Iya, makanya biar tetep ada semangat meski kondisi lagi sekarat kita kudu tumbuhkan kekuatan dalam diri kita. Bukan kekuatan materi, fisik, moral, atau jiwa yang lemah, tapi kekuatan ruhani alias kesadaran akan hubungan dengan Allah Swt. Kekuatan seperti yang dimiliki para sahabat Rasulullah saw. sehingga mereka rela mewakafkan dirinya, keluarganya, hartanya, pikiranya, dan seluruh waktu hidupnya untuk terikat dengan syariat. Dan kekuatan ini mereka peroleh dengan mengenal Islam lebih dalam. Menimba ilmu untuk diyakini, dipahami, diamalkan, dan didakwahkan.
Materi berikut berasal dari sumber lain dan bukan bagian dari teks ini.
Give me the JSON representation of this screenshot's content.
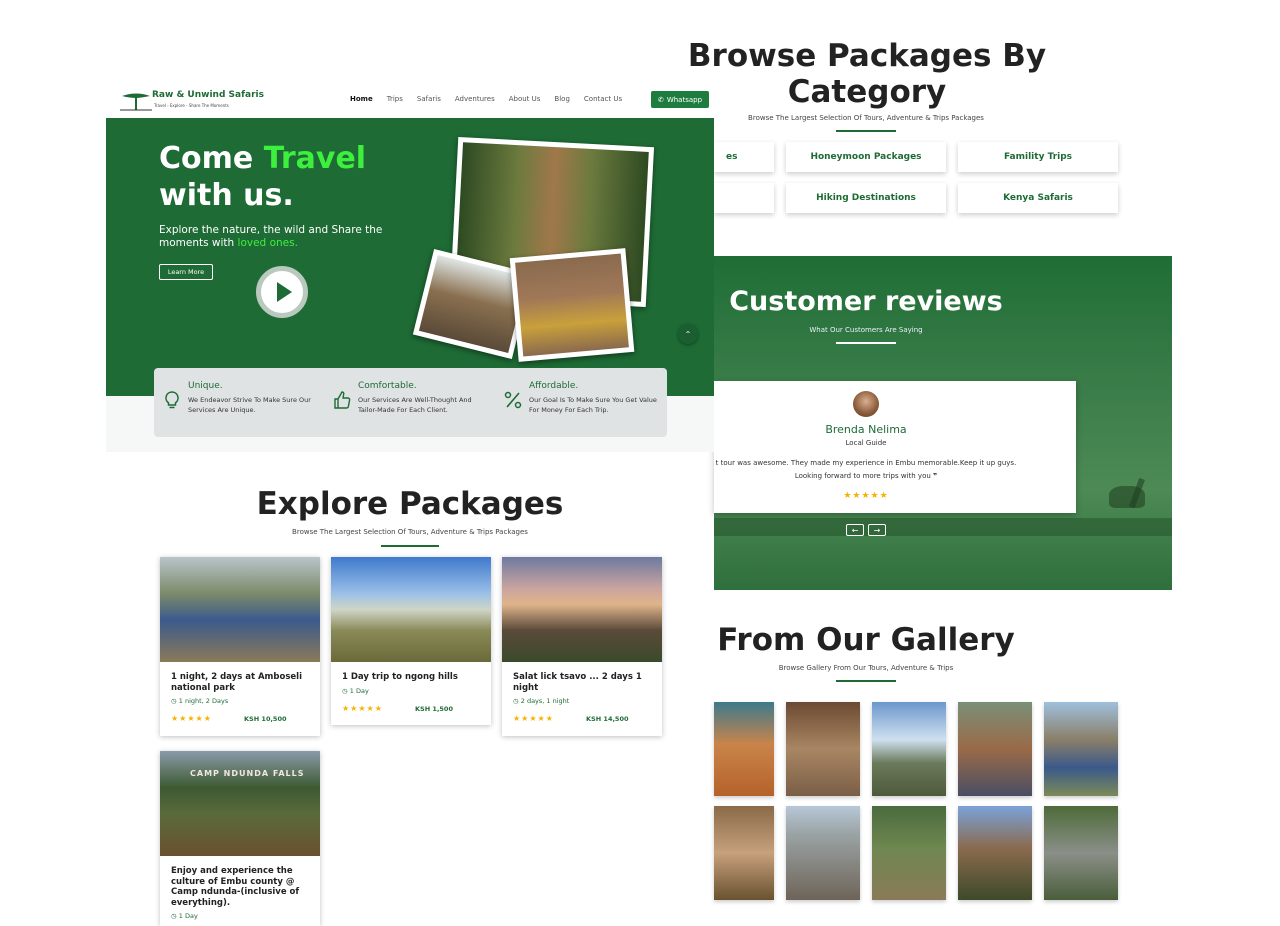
{
  "site": {
    "logo": {
      "name": "Raw & Unwind Safaris",
      "tagline": "Travel - Explore - Share The Moments"
    },
    "nav": [
      "Home",
      "Trips",
      "Safaris",
      "Adventures",
      "About Us",
      "Blog",
      "Contact Us"
    ],
    "whatsapp_label": "Whatsapp"
  },
  "hero": {
    "title_pre": "Come ",
    "title_highlight": "Travel",
    "title_post": "with us.",
    "desc": "Explore the nature, the wild and Share the moments with ",
    "desc_highlight": "loved ones.",
    "learn_more": "Learn More"
  },
  "features": [
    {
      "title": "Unique.",
      "text": "We Endeavor Strive To Make Sure Our Services Are Unique.",
      "icon": "lightbulb-icon"
    },
    {
      "title": "Comfortable.",
      "text": "Our Services Are Well-Thought And Tailor-Made For Each Client.",
      "icon": "thumbs-up-icon"
    },
    {
      "title": "Affordable.",
      "text": "Our Goal Is To Make Sure You Get Value For Money For Each Trip.",
      "icon": "percent-icon"
    }
  ],
  "explore": {
    "title": "Explore Packages",
    "subtitle": "Browse The Largest Selection Of Tours, Adventure & Trips Packages",
    "packages": [
      {
        "title": "1 night, 2 days at Amboseli national park",
        "duration": "1 night, 2 Days",
        "price": "KSH 10,500",
        "stars": "★★★★★"
      },
      {
        "title": "1 Day trip to ngong hills",
        "duration": "1 Day",
        "price": "KSH 1,500",
        "stars": "★★★★★"
      },
      {
        "title": "Salat lick tsavo ... 2 days 1 night",
        "duration": "2 days, 1 night",
        "price": "KSH 14,500",
        "stars": "★★★★★"
      },
      {
        "title": "Enjoy and experience the culture of Embu county @ Camp ndunda-(inclusive of everything).",
        "duration": "1 Day"
      }
    ],
    "sign_text": "CAMP NDUNDA FALLS"
  },
  "browse": {
    "title": "Browse Packages By Category",
    "subtitle": "Browse The Largest Selection Of Tours, Adventure & Trips Packages",
    "categories": [
      "es",
      "Honeymoon Packages",
      "Famility Trips",
      "Hiking Destinations",
      "Kenya Safaris"
    ]
  },
  "reviews": {
    "title": "Customer reviews",
    "subtitle": "What Our Customers Are Saying",
    "name": "Brenda Nelima",
    "role": "Local Guide",
    "text": "t tour was awesome. They made my experience in Embu memorable.Keep it up guys. Looking forward to more trips with you",
    "quote_mark": "❞",
    "stars": "★★★★★",
    "prev": "←",
    "next": "→"
  },
  "gallery": {
    "title": "From Our Gallery",
    "subtitle": "Browse Gallery From Our Tours, Adventure & Trips"
  },
  "colors": {
    "brand_green": "#1e6b35",
    "highlight_green": "#3df03d",
    "star": "#f3b300"
  }
}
Jadi, cara tepat untuk merawat semangat adalah dengan giat menimba ilmu Islam yang pasti bermanfaat. Awalilah dengan meluangkan waktu untuk hadir di tempat pengajian, bertanya tentang Islam kepada teman, baca media cetak Islam seperti buletin STUDIA kesayanganmu ini (promosi nih yee…), atau terjun dalam kepanitiaan acara-acara Islam. Kemudian songsonglah kegiatan-kegiatan di atas dengan aktivitas dakwah berjamaah. Agar ada yang mengingatkan dan menasihati kala kita terkena wabah futur. Sehingga bukan hil yang mustahal, eh kebalik, hal yang mustahil untuk tetep kobarkan semangat terikat syariat. But, semangat aja belum cukup kalo tanpa ilmu. Oke? [hafidz]
(Buletin STUDIA – Edisi 240/Tahun ke-6/18 April 2005)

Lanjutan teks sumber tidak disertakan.